Other candidates: Deebo Samuel, Marquise Brown, Terry McLaurin

This season's Tyler Boyd: Curtis Samuel
Early-round pick Boyd underwhelmed during his first two seasons in the league but broke out in a big way in Year 3.

In this same column one year ago, Boyd was listed as a candidate to be 2018's Nelson Agholor. That one paid off and then some. Choosing this season's version wasn't easy (perhaps John Ross makes more sense since his efficiency has been so brutal), but I'm going to roll with Samuel. The 2017 second-round pick has flashed at times, but he was limited to 19 touches in nine games as a rookie and required some touchdown luck (seven scores on 47 touches) just to manage a 49th-place finish in fantasy points last season. Injuries have been a problem (he's missed 10 games in two seasons), but Samuel is still young (turns 23 this month) and positioned for a full-time offensive role opposite DJ Moore. He's a fine mid-round target.

Other candidates: John Ross, Zay Jones, Trent Taylor

This season's Robert Woods: Sterling Shepard
Woods was a veteran wide receiver who finally broke through as a consistent fantasy starter.

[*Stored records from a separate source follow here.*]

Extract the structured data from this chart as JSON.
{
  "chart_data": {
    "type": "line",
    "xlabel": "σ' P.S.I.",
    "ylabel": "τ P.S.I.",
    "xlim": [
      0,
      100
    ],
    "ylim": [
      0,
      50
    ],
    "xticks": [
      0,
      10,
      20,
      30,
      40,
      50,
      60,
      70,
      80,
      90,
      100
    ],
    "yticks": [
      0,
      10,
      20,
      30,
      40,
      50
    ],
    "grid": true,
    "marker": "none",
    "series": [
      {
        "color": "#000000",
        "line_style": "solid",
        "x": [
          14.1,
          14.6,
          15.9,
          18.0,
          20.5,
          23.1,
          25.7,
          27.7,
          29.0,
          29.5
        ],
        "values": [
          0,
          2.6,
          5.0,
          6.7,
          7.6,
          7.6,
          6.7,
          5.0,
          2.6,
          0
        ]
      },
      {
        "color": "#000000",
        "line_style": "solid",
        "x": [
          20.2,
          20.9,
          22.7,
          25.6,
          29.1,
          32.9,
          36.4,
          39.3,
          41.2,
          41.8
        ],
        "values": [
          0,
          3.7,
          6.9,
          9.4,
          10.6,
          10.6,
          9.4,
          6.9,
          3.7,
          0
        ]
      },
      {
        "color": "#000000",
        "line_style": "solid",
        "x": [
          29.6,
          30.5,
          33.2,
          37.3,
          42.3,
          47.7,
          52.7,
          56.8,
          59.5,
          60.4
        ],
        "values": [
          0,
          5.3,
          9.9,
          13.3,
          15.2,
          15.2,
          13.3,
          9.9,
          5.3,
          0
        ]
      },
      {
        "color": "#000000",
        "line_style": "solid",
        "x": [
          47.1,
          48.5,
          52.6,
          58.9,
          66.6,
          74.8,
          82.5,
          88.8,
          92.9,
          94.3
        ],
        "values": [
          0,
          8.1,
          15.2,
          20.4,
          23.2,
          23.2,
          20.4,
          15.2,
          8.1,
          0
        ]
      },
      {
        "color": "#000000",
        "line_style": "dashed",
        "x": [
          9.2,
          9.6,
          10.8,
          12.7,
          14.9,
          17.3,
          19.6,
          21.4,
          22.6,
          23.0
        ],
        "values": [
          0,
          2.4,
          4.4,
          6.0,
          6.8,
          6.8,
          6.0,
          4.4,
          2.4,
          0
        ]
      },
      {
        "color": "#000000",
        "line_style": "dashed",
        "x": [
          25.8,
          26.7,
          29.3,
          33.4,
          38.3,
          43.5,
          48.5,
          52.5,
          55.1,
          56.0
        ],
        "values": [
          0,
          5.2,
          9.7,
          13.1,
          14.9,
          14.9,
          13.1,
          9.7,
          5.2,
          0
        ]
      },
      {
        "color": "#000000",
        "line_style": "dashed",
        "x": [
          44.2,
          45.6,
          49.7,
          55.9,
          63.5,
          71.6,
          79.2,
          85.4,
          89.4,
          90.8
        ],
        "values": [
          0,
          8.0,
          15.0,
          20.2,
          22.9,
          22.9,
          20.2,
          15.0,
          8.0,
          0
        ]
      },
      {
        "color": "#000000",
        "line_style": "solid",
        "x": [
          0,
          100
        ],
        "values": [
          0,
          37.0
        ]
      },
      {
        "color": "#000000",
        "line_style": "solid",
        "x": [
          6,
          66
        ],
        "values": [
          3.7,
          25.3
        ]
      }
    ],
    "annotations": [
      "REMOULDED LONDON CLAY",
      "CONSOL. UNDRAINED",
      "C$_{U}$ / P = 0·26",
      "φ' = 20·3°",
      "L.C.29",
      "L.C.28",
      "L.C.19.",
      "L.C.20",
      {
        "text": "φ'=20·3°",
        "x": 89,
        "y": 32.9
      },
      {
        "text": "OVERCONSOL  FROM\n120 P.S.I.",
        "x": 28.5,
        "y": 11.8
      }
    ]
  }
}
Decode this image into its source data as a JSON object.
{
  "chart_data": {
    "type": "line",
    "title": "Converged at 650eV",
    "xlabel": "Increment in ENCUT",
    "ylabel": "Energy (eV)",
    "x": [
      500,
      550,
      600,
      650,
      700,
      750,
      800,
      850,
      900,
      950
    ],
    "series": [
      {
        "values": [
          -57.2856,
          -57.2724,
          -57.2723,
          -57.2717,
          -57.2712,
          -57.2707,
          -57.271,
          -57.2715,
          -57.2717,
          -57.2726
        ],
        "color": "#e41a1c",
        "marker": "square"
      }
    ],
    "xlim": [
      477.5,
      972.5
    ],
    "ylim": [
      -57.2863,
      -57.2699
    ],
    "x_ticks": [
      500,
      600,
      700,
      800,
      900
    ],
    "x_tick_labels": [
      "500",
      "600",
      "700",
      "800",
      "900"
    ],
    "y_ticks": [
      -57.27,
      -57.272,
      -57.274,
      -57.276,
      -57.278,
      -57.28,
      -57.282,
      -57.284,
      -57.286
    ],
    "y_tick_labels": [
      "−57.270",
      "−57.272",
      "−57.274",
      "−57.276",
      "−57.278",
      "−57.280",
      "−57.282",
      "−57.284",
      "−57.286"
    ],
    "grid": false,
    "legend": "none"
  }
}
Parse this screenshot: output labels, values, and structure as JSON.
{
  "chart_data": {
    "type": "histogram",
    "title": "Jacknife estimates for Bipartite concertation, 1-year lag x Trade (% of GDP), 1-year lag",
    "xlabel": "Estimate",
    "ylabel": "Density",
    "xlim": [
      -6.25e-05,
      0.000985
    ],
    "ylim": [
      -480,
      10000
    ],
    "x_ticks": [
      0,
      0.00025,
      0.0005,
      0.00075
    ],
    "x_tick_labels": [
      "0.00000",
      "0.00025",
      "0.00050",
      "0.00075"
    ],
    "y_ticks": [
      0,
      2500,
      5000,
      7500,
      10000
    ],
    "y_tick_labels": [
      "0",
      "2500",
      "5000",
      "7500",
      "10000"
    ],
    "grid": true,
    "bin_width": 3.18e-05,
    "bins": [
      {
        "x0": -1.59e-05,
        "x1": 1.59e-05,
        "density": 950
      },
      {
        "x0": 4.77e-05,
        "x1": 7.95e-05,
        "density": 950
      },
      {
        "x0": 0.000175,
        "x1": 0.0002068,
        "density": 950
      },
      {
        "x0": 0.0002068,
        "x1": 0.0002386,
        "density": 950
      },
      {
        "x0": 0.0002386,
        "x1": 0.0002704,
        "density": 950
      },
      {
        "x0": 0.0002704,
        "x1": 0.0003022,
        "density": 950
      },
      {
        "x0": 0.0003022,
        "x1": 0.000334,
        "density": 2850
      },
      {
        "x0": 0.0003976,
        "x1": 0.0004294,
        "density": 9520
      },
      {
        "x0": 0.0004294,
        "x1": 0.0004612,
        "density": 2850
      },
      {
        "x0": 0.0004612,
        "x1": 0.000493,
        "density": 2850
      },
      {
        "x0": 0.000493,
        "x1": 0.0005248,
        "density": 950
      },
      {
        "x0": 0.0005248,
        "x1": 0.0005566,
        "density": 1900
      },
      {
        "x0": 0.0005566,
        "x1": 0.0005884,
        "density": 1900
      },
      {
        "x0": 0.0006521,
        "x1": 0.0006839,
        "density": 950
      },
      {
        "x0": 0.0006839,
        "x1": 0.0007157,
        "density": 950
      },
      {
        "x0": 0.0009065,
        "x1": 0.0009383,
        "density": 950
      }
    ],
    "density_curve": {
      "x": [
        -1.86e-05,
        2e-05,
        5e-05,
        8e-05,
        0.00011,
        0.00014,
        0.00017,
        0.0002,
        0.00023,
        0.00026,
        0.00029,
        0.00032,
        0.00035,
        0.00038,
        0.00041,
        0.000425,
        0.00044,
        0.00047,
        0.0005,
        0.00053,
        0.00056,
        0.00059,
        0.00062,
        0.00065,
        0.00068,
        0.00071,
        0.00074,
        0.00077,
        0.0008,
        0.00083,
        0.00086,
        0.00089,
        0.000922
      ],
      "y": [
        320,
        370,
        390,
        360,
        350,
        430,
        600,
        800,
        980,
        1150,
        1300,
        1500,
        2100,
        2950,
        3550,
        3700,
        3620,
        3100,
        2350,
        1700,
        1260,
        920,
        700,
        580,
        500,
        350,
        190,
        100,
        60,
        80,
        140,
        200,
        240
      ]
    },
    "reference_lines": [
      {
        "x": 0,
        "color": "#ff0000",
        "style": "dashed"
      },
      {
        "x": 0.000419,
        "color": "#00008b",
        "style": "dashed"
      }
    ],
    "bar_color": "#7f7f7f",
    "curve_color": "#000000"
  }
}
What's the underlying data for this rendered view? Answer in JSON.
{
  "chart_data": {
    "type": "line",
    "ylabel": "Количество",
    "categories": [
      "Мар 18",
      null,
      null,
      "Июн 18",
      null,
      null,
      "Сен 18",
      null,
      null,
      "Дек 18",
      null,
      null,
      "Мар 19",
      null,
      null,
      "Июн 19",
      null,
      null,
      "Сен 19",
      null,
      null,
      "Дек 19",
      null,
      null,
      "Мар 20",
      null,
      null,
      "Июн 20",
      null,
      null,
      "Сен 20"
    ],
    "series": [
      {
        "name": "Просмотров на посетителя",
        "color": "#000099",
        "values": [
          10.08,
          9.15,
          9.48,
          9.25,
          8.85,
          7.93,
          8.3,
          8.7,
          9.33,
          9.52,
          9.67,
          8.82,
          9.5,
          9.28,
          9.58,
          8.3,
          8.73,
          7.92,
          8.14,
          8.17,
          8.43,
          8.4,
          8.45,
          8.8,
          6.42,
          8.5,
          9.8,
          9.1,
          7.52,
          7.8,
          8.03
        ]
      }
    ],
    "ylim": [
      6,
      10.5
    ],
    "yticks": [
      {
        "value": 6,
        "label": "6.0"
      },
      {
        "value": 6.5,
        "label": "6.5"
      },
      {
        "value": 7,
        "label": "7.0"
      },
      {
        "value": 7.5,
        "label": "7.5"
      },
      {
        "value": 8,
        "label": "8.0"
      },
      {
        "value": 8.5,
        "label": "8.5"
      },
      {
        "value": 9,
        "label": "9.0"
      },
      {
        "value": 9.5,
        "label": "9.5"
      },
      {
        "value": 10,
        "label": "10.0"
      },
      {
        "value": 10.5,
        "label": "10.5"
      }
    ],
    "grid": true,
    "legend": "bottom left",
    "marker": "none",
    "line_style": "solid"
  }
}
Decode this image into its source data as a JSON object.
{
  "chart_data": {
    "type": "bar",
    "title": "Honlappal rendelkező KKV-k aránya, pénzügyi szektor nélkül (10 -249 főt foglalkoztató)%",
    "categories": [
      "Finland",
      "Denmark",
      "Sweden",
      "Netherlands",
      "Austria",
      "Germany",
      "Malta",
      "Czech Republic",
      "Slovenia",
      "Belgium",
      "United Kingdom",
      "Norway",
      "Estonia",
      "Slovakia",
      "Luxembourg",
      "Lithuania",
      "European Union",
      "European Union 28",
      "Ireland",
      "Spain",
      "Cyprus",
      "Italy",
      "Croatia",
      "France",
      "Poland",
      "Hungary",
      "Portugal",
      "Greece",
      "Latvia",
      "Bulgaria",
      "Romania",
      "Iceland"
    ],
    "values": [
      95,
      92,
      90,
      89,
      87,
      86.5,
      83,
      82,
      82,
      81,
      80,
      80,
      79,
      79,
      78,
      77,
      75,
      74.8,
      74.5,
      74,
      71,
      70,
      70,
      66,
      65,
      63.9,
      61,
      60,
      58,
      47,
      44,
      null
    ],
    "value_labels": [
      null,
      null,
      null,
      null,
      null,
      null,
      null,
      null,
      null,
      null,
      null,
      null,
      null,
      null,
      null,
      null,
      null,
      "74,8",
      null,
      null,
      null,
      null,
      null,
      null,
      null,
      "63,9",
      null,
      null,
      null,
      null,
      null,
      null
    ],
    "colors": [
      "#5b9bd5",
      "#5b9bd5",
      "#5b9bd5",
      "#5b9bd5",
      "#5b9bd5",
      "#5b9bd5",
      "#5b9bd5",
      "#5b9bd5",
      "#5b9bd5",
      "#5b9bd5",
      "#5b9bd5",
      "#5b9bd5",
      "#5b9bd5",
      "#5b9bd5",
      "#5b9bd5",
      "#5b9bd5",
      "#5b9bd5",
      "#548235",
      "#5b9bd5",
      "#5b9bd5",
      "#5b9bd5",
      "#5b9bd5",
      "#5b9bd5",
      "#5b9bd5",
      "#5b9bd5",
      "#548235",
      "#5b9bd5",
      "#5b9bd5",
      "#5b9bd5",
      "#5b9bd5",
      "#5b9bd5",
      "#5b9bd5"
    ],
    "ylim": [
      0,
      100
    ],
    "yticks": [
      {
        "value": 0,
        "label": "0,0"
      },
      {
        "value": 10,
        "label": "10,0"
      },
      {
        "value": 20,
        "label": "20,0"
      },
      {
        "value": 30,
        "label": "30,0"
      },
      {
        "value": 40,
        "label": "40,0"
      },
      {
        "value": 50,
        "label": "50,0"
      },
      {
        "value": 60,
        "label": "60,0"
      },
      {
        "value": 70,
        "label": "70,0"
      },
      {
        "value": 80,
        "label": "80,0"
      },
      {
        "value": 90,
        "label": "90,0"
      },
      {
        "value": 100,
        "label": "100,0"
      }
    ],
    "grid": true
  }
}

Following an uneventful four years in Buffalo, Woods took a step forward in 12 games with the Rams in 2017 before leaping to a WR11 fantasy finish in 2018. Shepard is less experienced than Woods (three seasons under his belt), but the 25-year-old is entering a season as his team's No. 1 wide receiver for the first time in his career. Even with Odell Beckham Jr. in the mix for three-quarters of the 2018 season, Shepard hit career-best marks in receptions (66), receiving yards (872) and fantasy finish (30th). With OBJ out during the final month last season, we saw a preview of what's likely to come, with Shepard garnering more perimeter work, more targets downfield and additional goal-line looks. Shepard is a terrific mid-round value with WR2 upside.

Other candidates: Chris Conley, Geronimo Allison, Donte Moncrief, Albert Wilson

This season's Josh Allen: Daniel Jones
Allen struggled as a passer as a rookie but landed on the fantasy radar thanks to surprising rushing production.

Jones was a conservative but accurate passer during his time at Duke, and considering the Giants' relatively weak group of pass-catchers, the first-rounder is unlikely to shred defenses through the air as a rookie. Of course, Allen wasn't particularly effective through the air last season and still managed five top-five fantasy weeks. The reason? An 89-631-8 rushing line. Similar to Allen this time last year, Jones' rushing prowess isn't discussed much, but the rookie quarterback ran the ball 406 times for 1,323 yards and 17 touchdowns over the past three seasons. And that includes the yardage lost on 85 sacks. Jones might not see the field as early as Allen, but don't be surprised if his legs allow him to sneak onto the fantasy radar once he's finally called upon.